Hören und Lesen Sie den Beitrag von Hans-Henning Horstmann:

Liebe Hörerinnen und Hörer,

am 7. Juli 2009 hat Papst Benedikt XVI. seine dritte Enzyklika veröffentlicht. Caritas in veritate schreibt die katholische Soziallehre fort. Sie steht in einer Tradition, die Leo XIII. 1891 mit „Rerum Novarum“ begonnen hatte.

Der Papst verbindet in „Caritas in veritate“ aktuelle Aspekte der globalen Wirtschaft mit beständigen ethischen Prinzipien. Benedikts Sozialenzyklika ist keine Schrift mit raschem Verfallsdatum. Sie ist anspruchsvoll, will herausfordern und ist auf langfristige Wirkung angelegt.

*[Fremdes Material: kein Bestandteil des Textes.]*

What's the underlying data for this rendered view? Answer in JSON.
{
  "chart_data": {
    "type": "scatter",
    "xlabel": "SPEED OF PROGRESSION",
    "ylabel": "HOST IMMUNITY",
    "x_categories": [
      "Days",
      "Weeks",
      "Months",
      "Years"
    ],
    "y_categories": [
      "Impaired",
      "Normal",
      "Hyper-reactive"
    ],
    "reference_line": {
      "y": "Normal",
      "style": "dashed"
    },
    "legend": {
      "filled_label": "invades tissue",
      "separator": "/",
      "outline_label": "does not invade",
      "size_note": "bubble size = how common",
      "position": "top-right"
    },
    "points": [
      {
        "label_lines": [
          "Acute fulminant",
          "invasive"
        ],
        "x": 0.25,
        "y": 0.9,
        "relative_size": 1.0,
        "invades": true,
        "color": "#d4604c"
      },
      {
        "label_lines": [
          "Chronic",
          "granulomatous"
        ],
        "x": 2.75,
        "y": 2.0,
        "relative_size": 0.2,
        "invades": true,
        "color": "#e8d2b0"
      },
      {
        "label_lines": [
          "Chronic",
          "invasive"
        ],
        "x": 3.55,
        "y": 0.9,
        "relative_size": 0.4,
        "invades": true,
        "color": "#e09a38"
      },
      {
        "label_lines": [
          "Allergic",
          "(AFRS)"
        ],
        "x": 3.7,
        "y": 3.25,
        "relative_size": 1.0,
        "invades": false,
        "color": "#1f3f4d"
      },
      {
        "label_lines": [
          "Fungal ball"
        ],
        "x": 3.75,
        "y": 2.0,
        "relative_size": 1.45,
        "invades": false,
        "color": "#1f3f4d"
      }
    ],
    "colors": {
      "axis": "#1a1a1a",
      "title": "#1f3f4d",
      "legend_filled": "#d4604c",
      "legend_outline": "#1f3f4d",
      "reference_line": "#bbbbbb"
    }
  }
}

Die Vielzahl von Einzelfragen, auf die der Papst eingeht, steht in einem ethischen Koordinatensystem, von dem die Enzyklika Wertungen und Orientierungen schöpft. Vier Prinzipien will ich nennen:



Bundeskanzlerin Merkel würdigte in ihrem Vortrag „Politisches Handeln aus christlicher Verantwortung“ in der Katholischen Akademie Bayern in München ausführlich die Enzyklika, sie fühlte sich durch die Enzyklika bestärkt und sagte u.a. wörtlich: „Das erste zu schützende und zu nutzende Kapital ist der Mensch, die Person in ihrer Ganzheit. Das ist das Zitat, das mir insbesondere aus dem Blickwinkel des christlichen Menschenbildes in dieser Enzyklika so wunderbar erscheint.“
Der Bundesminister der Finanzen Peer Steinbrück lobte die Enzyklika als „sehr ermutigend“, unterstrich deren Forderung nach mehr Moral in der Wirtschaft. Bundeswirtschaftsminister zu Guttenberg hat seine hohe Achtung und Wertschätzung für die katholische Soziallehre verdeutlicht und insbesondere zu Caritas in veritate konkret festgehalten: „Diese Enzyklika stößt eine Debatte über die Weltwirtschaft und ihre Ziele an, und: wenn der Papst eine Weltautorität fordere, so wolle er keine neue Weltbürokratie sondern eine weltweite Verständigung über einen Grundkanon an gemeinsamen Werten und Zielen, um globale Herausforderungen angehen zu können.“

Die Forderungen des Papstes nach einem Paradigmenwechsel in der Entwicklungspolitik wurden von der zuständigen Bundesministerin Wieczorek-Zeul sofort als wegweisend qualifiziert.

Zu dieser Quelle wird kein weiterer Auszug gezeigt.